C.   Appropriate Action

 

          In the event the referee determines, based on the information already received, that there is a substantial likelihood of a substantial violation of the applicable ethics rules, the referee’s only obligation is to take “appropriate action,” as indicated by all the surrounding circumstances known to the referee at the time (see Opinions 10-85; 15-138/15-144/15-166). 

 

          Only in relatively few instances have we advised that a judge or quasi-judicial official must report a lawyer’s alleged misconduct to a disciplinary authority.  In those instances, the alleged substantial misconduct rose to such an egregious level that it seriously called into question the attorney’s honesty, trustworthiness or fitness as a lawyer (see e.g.

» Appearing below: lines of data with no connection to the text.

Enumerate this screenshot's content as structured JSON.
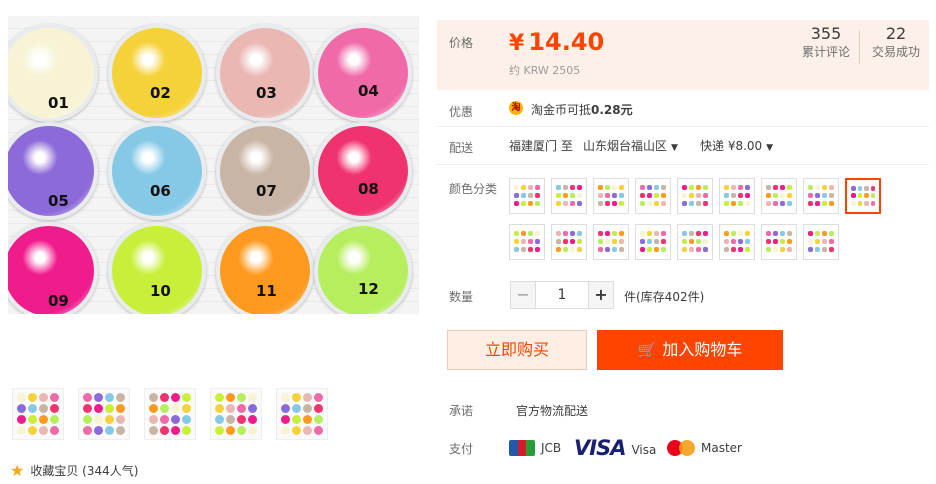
{
  "gallery": {
    "jar_labels": [
      "01",
      "02",
      "03",
      "04",
      "05",
      "06",
      "07",
      "08",
      "09",
      "10",
      "11",
      "12"
    ],
    "jar_colors": [
      "#f7f3d4",
      "#f6d23a",
      "#eab7b3",
      "#f06aa8",
      "#8d6ad9",
      "#86c9e6",
      "#c9b5a6",
      "#f0336f",
      "#f01c8c",
      "#c9ef3a",
      "#ff9a1f",
      "#b6ee5e"
    ],
    "favorite_label": "收藏宝贝 (344人气)"
  },
  "price": {
    "label": "价格",
    "currency": "¥",
    "amount": "14.40",
    "krw": "约 KRW 2505",
    "reviews_count": "355",
    "reviews_label": "累计评论",
    "sales_count": "22",
    "sales_label": "交易成功"
  },
  "promotion": {
    "label": "优惠",
    "icon_text": "淘",
    "text": "淘金币可抵",
    "value": "0.28元"
  },
  "shipping": {
    "label": "配送",
    "from": "福建厦门 至",
    "to": "山东烟台福山区",
    "method": "快递 ¥8.00"
  },
  "color": {
    "label": "颜色分类"
  },
  "quantity": {
    "label": "数量",
    "minus": "−",
    "value": "1",
    "plus": "+",
    "stock": "件(库存402件)"
  },
  "actions": {
    "buy_now": "立即购买",
    "add_to_cart": "加入购物车"
  },
  "promise": {
    "label": "承诺",
    "text": "官方物流配送"
  },
  "payment": {
    "label": "支付",
    "jcb": "JCB",
    "visa_logo": "VISA",
    "visa": "Visa",
    "mastercard": "Master"
  },
  "colors": {
    "accent": "#ff4400",
    "price_bg": "#fdf0e8"
  }
}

Opinions 22-122 [assistant district attorney admitted secretly altering the supporting materials for a wiretap order after the judge signed the order]; 20-213 [judge had personal knowledge that attorney knowingly assisted in effectuating a transfer of disputed real estate under false pretenses]; 07-129 [attorney admitted under oath that he/she committed perjury]). 

 

          Where the violation is substantial, but does not rise to such an egregious level to seriously call into question the attorney’s fitness as a lawyer, a judge or quasi-judicial official has the discretion to take other appropriate measures (see 22 NYCRR 100.3[D][2] [requiring “appropriate action”]).  What determines “appropriate action” in such instances depends upon all the surrounding circumstances known to the judge or quasi-judicial official, including an assessment of whether the lawyer, if confronted, shows genuine remorse, contrition, or ignorance of a rule; whether the lawyer has any history of unprofessional or other conduct in violation of the Rules; or any other relevant conduct or factor known to the judge or quasi-judicial official (see Opinions 16-159; 08-198 [within judge’s discretion to report attorney for non-substantial violation to appropriate disciplinary committee or take other less severe action]).  Such measures may include, but are not limited to, counseling and/or warning a lawyer, reporting a lawyer to his/her employer, and sanctioning a lawyer (see Opinion 91-36 [in the absence of improper motivation by non-lawyer judge, administrative measures constitute appropriate action]).

 

          On the facts presented, we conclude that the question of what action, if any, is appropriate under the circumstances, is solely within the referee’s discretion.

 



[1] According to the referee, SIJ findings can “give undocumented children a path to legal permanent residence in the United States. These applications are time-sensitive and papers need to reach the federal authorities before a child’s 21st birthday.”

[2] As the application was denied, we need not reach the hypothetical question of whether the federal agency would have been “deceived” if it had received a second copy of the court’s SIJ order with an earlier date.